Silk manufacture begins when female silkworms lay their eggs. A single silkworm may produce hundreds of tiny eggs, which are incubated until they hatch into larva. The larva must be kept warm and fed on mulberry leaves frequently throughout their brief lives. In four to six weeks, the larva have reached their maximum size and have mustered enough energy to pupate.
It is the pupation stage that produces silk, as the larva attach to branches and spin a shell around themselves. The shell is unique to insect pupation, formed by two spinnerets on the larva. The fluid they secrete is high in protein and forms a continuous thread, which is repeatedly wound to form a pod to mature in.
Unfortunately for the silkworm pupa, it is maturity that silk producers want to avoid. A small number of the larva are allowed to gestate into adults to carry on the lineage, while the rest are subjected to heat to kill the larva before they can begin to eat through the valuable silk thread. The pods are dipped into hot water to loosen the thread, which is then wound onto wheels. The dead larva are discarded.
Once raw silk has been wound onto wheels, it can be spun into a variety of different types of thread, depending upon the intended use. Crepe is made by twisting multiple strands of silk together in different directions, while tram is made by twisting one to two threads in the same direction. Organzine is formed by twisting multiple threads together, switching direction, and repeating the process until the end of the thread.

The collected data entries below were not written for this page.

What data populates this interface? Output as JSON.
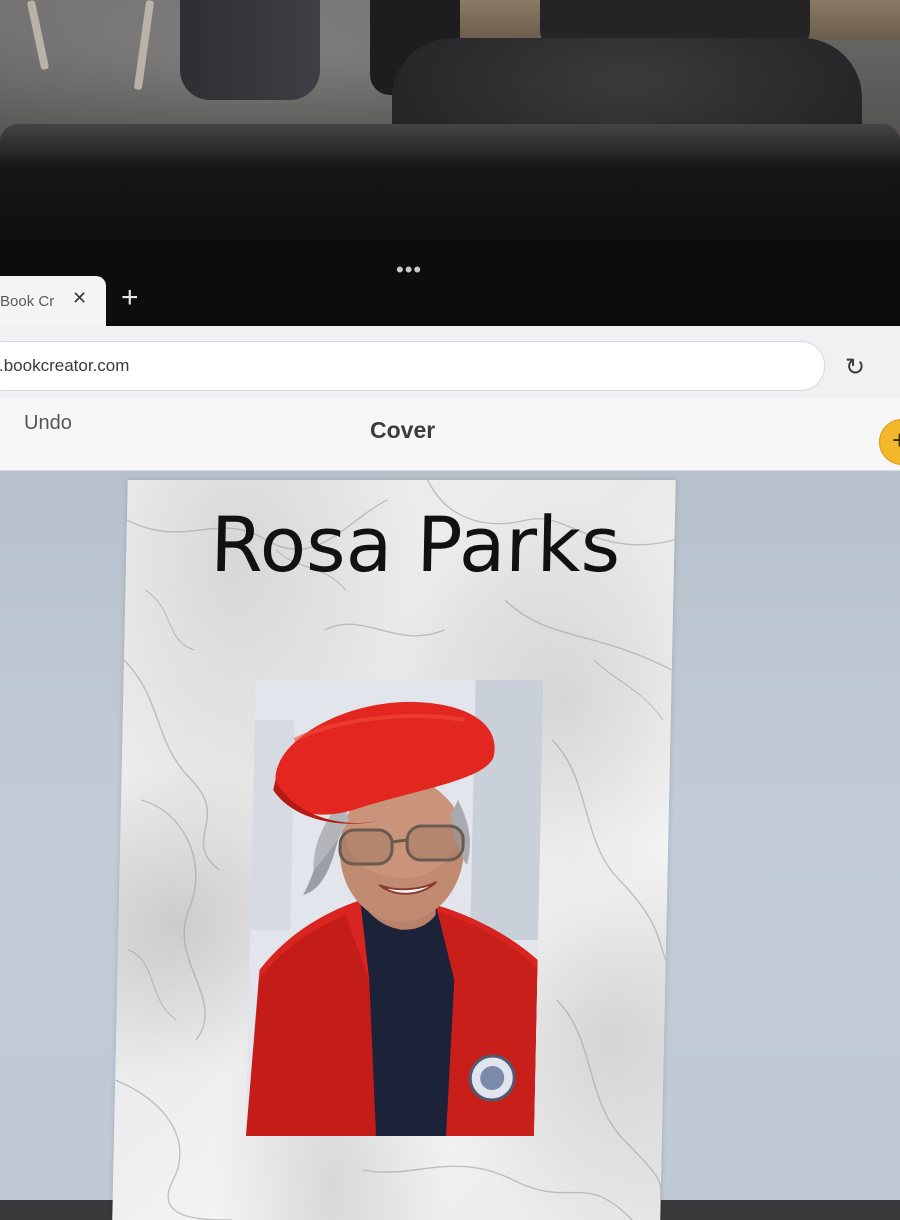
{
  "browser": {
    "tab_title": "Book Cr",
    "close_glyph": "✕",
    "new_tab_glyph": "+",
    "more_glyph": "•••",
    "url": ".bookcreator.com",
    "reload_glyph": "↻"
  },
  "app": {
    "undo_label": "Undo",
    "view_title": "Cover",
    "accent_color": "#f3b72b"
  },
  "book": {
    "cover_title": "Rosa Parks",
    "portrait_icon": "portrait-photo"
  },
  "colors": {
    "canvas_background": "#bfc9d4",
    "hat_and_jacket": "#d9241f"
  }
}
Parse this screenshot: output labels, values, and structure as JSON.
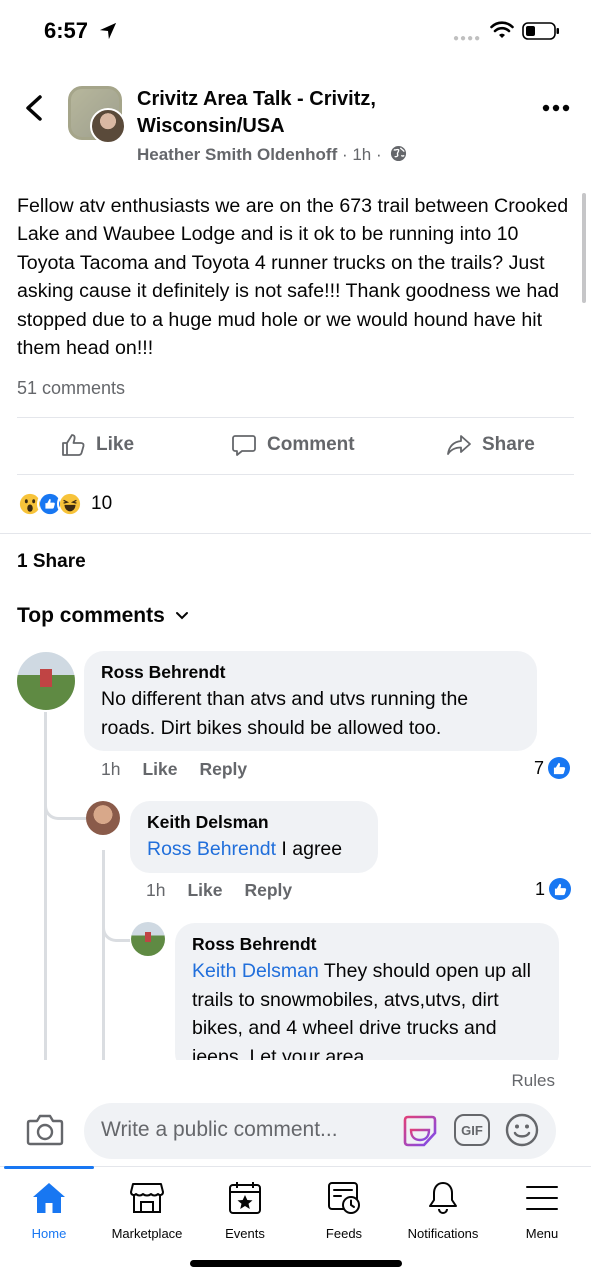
{
  "status_bar": {
    "time": "6:57"
  },
  "post": {
    "group_title": "Crivitz Area Talk - Crivitz, Wisconsin/USA",
    "author": "Heather Smith Oldenhoff",
    "time": "1h",
    "body": "Fellow atv enthusiasts we are on the 673 trail between Crooked Lake and Waubee Lodge and is it ok to be running into 10 Toyota Tacoma and Toyota 4 runner trucks on the trails?  Just asking cause it definitely is not safe!!!  Thank goodness we had stopped due to a huge mud hole or we would hound have hit them head on!!!",
    "comment_count": "51 comments",
    "reaction_count": "10",
    "share_count": "1 Share"
  },
  "actions": {
    "like": "Like",
    "comment": "Comment",
    "share": "Share"
  },
  "comments_header": "Top comments",
  "comments": [
    {
      "author": "Ross Behrendt",
      "mention": "",
      "text": "No different than atvs and utvs running the roads. Dirt bikes should be allowed too.",
      "time": "1h",
      "like_label": "Like",
      "reply_label": "Reply",
      "likes": "7"
    },
    {
      "author": "Keith Delsman",
      "mention": "Ross Behrendt",
      "text": " I agree",
      "time": "1h",
      "like_label": "Like",
      "reply_label": "Reply",
      "likes": "1"
    },
    {
      "author": "Ross Behrendt",
      "mention": "Keith Delsman",
      "text": " They should open up all trails to snowmobiles, atvs,utvs, dirt bikes, and 4 wheel drive trucks and jeeps. Let your area"
    }
  ],
  "composer": {
    "rules": "Rules",
    "placeholder": "Write a public comment...",
    "gif": "GIF"
  },
  "tabs": [
    {
      "label": "Home",
      "icon": "home-icon",
      "active": true
    },
    {
      "label": "Marketplace",
      "icon": "marketplace-icon"
    },
    {
      "label": "Events",
      "icon": "events-icon"
    },
    {
      "label": "Feeds",
      "icon": "feeds-icon"
    },
    {
      "label": "Notifications",
      "icon": "bell-icon"
    },
    {
      "label": "Menu",
      "icon": "menu-icon"
    }
  ],
  "colors": {
    "accent": "#1877f2",
    "mention": "#216fdb",
    "secondary_text": "#65676b",
    "bubble": "#f0f2f5"
  }
}
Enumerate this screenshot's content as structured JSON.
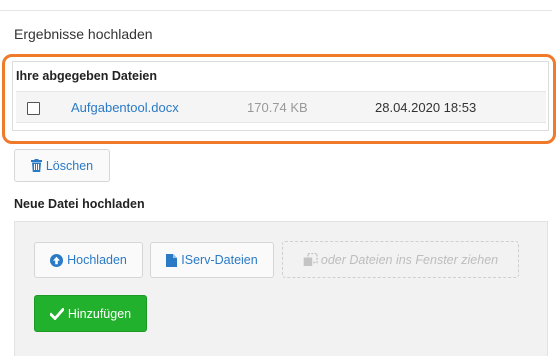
{
  "section": {
    "title": "Ergebnisse hochladen"
  },
  "submitted": {
    "heading": "Ihre abgegeben Dateien",
    "files": [
      {
        "name": "Aufgabentool.docx",
        "size": "170.74 KB",
        "date": "28.04.2020 18:53",
        "checked": false
      }
    ]
  },
  "actions": {
    "delete_label": "Löschen"
  },
  "new_upload": {
    "title": "Neue Datei hochladen",
    "upload_label": "Hochladen",
    "iserv_label": "IServ-Dateien",
    "drop_label": "oder Dateien ins Fenster ziehen",
    "add_label": "Hinzufügen"
  },
  "colors": {
    "link": "#2a7ac6",
    "highlight": "#f07a2a",
    "success": "#22b12c"
  },
  "icons": {
    "delete": "trash-icon",
    "upload": "arrow-up-circle-icon",
    "iserv": "file-icon",
    "drop": "copy-icon",
    "add": "checkmark-icon"
  }
}
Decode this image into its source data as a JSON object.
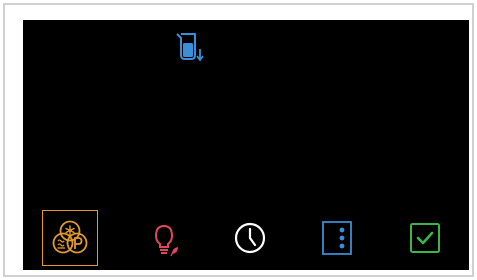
{
  "status": {
    "icon": "water-tank-empty-icon",
    "color": "#3a8fd8"
  },
  "bottom_bar": {
    "buttons": [
      {
        "name": "bean-mode-button",
        "icon": "bean-snowflake-p-icon",
        "color": "#e39a2c",
        "selected": true
      },
      {
        "name": "light-eco-button",
        "icon": "lightbulb-leaf-icon",
        "color": "#e0475f",
        "selected": false
      },
      {
        "name": "timer-button",
        "icon": "clock-icon",
        "color": "#ffffff",
        "selected": false
      },
      {
        "name": "menu-button",
        "icon": "vertical-dots-icon",
        "color": "#3a8fd8",
        "selected": false
      },
      {
        "name": "confirm-button",
        "icon": "checkbox-check-icon",
        "color": "#3ab54a",
        "selected": false
      }
    ]
  }
}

Most wearers are familiar with all forms of silk thread, with single threads being used for fine and sheer garments and crepe being used to create textured and wrinkly silks. Organzine is used for warp threads in weaving, and tram creates the weft, or filling. Silk can also be used in knit fabrics.
VISCOSE RAYON
Created from a combination of natural and man-made components, viscose can also be made into the more common form of rayon that is used for many types of textile products, including clothing. Viscose rayon has a silky appearance and feel, and also has the ability to breathe in a manner similar to cotton weaves. In addition to being an inexpensive material to use in lightweight clothing, viscose can also be used for such textiles as tablecloths, napkins, furniture slipcovers and sheeting. One of the more popular properties of viscose rayon is that the fabric tends to drape very well, which makes it ideal for use in simple curtains, as well as the perfect fabric to line more formal draperies.
While viscose breathes like cotton and has a feel that is pleasing to the touch, there are some drawbacks. One of the disadvantages to textile products made with viscose rayon is that the items will wrinkle very easily, which may lead to steady maintenance.
Another use of viscose is in the form of cellophane. The wood cellulose is treated with sodium hydroxide and then mixing the product with carbon disulfide, the resulting cellulose xanthe is dissolved into more sodium hydroxide. The product can then be ran through a spinning mechanism and out of a slit, resulting in the formation of the cellophane that can be used in the kitchen or as a clear wrap on plants, gift baskets, and other projects.